The lawsuit was filed less than a week after the newly configured Riverhead Town Board passed a zoning change banning a cargo jetport, commercial flights or flight instruction at the park, which includes two runways, one 10,000 feet long and the other 7,000 feet. The zoning change also seeks to keep the two runways off aviation maps.

Fears of a cargo jetport being built at EPCAL were sparked during an IDA meeting in the fall of 2022, when a CAT engineer expressed  what residents interpreted as an admission that the site would ultimately operate as an air cargo hub.

At that hearing, CAT engineer Chris Robinson told the IDA, “I think the [vision] here is the aeronautic aspect — bringing packages which get brought into a logistics building, transferred onto tractor-trailer trucks … currently, that end of the logistics business is not handled on Long Island. This would be an incredible opportunity to bring that here.”

The local backlash from that hearing spurred the civic groups EPCAL Watch and the Heart of Riverhead Civic Association to organize and oppose the plan.

CAT officials have since insisted repeatedly and publicly that they never intended, nor have any future intention of building a cargo jetport. 

In October, the Riverhead IDA denied CAT’s request for tax incentives, citing a failure to adequately demonstrate “the viability of a financially successful project.” The previous Riverhead Town Board then moved swiftly to cancel the 2018 agreement.

According to Riverhead officials, the agreement with CAT gave the Town Board the authority to declare the original contract null and void based on the IDA’s denial.

The lawsuit alleges that the “words and actions” of town officials “celebrated the scheme to evade Riverhead’s contractual obligations to CAT, including when, moments after voting to nullify its contract with CAT, [then] Riverhead Town Supervisor Yvette Aguiar  gleefully took credit for the scheme, announcing that she personally negotiated an amendment to the contract in March of 2022 that allowed the Town Board to declare the contract null and void.” 

The lawsuit also alleges that newly elected Riverhead Town Supervisor Tim Hubbard discussed earlier this year how CAT’s application had “to get through the IDA first,” publicly predicting that “quite honestly, I’m not sure that’s going to happen.” Prior to his election as supervisor, Mr.
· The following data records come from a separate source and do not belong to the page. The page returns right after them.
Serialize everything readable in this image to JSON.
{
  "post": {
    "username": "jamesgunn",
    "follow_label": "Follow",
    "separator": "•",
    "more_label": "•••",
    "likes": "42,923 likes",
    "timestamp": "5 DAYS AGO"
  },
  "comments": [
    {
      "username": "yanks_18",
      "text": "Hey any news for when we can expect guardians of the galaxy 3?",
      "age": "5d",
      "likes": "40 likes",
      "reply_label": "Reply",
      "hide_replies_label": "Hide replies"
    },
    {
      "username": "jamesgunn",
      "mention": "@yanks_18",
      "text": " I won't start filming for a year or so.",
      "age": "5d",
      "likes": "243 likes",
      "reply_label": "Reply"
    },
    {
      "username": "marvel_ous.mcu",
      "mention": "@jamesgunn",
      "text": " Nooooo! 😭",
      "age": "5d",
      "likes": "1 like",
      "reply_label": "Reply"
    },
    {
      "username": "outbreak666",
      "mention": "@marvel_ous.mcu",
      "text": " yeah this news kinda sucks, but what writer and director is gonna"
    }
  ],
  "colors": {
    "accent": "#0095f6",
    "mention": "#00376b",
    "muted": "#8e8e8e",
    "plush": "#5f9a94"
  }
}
Hubbard was a Town Board member.

“As detailed in CAT’s complaint, the only plausible inference to draw from Aguiar’s  and Hubbard’s remarks is that ‘the fix was in to kill the sale to CAT,’ ” the lawsuit states.

Attorneys for CAT said in a press release that the  lawsuit is intended to force the town to honor the 2018 agreement and move forward with the $40 million sale.

“For more than five years, CAT has devoted significant resources, time and millions of dollars, working diligently and in good faith with Riverhead, its CDA, and RIDA to close the sale and develop EPCAL.”

Mr. Hubbard referred a request for comment to the town attorney who did not immediately respond. Tracy Stark-James, executive director of the Riverhead IDA, did not immediately respond to a request for comment.